Sales of almost 400,000 homes stalled due to lockdown, says Zoopla
UK website estimates £82bn worth of property transactions ‘in suspended animation’
Estate agent boards removed from properties in Wandsworth, south London, after the housing market went into lockdown. Photograph: Gill Allen/Rex/Shutterstock
Almost 400,000 home sales worth a total of £82bn have been put on hold as a result of the housing market lockdown, according to Zoopla.
The property website said that 373,000 sales had stalled since the end of March when ministers told people to delay their home moves if possible, and social distancing rules made valuations and viewings impossible.
The majority of these sales were agreed between November 2019 and February 2020, and would have been expected to complete between April and June.
Zoopla said the market was “in suspended animation” with those sales – which may still complete later in the year – along with others agreed based on viewings that took place before 26 March, being placed on pause.
Since that time, the website said demand from new buyers had fallen by 70%. As a result, it expected the number of sales over the course of the year to be just half of 2019’s figure.
This is a steeper fall than that forecast by the property firm Knight Frank, which has suggested completions will drop from 1.17m last year to just 734,000 this year.
Zoopla said the number of new sales agreed was running at about a 10th of the level achieved in early March, “with volumes similar to what you would expect to see in late December”, when the market is traditionally quieter.
Those who are still making offers may be tempted by low mortgage rates and a lack of competition from other buyers.
Last week, Zoopla’s rival Rightmove said buyers were making offers based on virtual viewings of properties, and builders have reported sales being agreed despite marketing suites remaining closed.
The delay in completions means estate agents will have to wait longer for their commission. Zoopla estimated that commission payments on the 373,000 stalled sales added up to £1bn.
Despite the economic upheaval caused by the pandemic, there is little sign that people are being forced to pull out of purchases.
Zoopla said the rate of sales falling through had peaked on 23 March, but the outlook “depends upon how long the restrictions remain in place, the scale of the economic impact, and how this impacts would-be buyers and their ability to proceed with sales”.
Knight Frank said that four in five purchases were still going ahead and that newly agreed sales were not attracting big discounts.
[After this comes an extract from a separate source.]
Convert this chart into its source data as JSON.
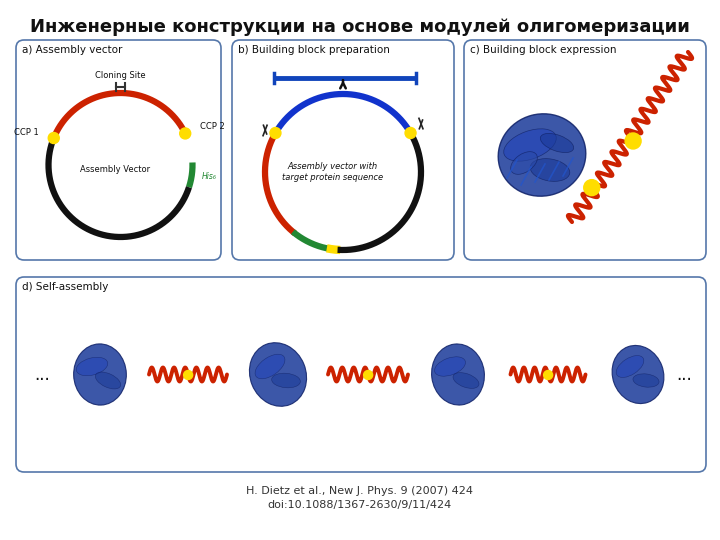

Before lockdown, agreed prices were on average 97% of asking price and that had since dropped to 93%.
Richard Donnell, the director of research at Zoopla, said: “Many households have spent more time at home in the last few weeks and some may feel the urge to move and find more space or consider the potential for remote working.
“This could boost activity in the second half of 2020, but this all depends upon how much the economy is impacted over the rest of the year and the impact on levels of unemployment.”
Donnell said it was too early to see what impact the crisis would have on prices. “Demand is rising but there is a long way to go until we see a return to typical levels of market activity.”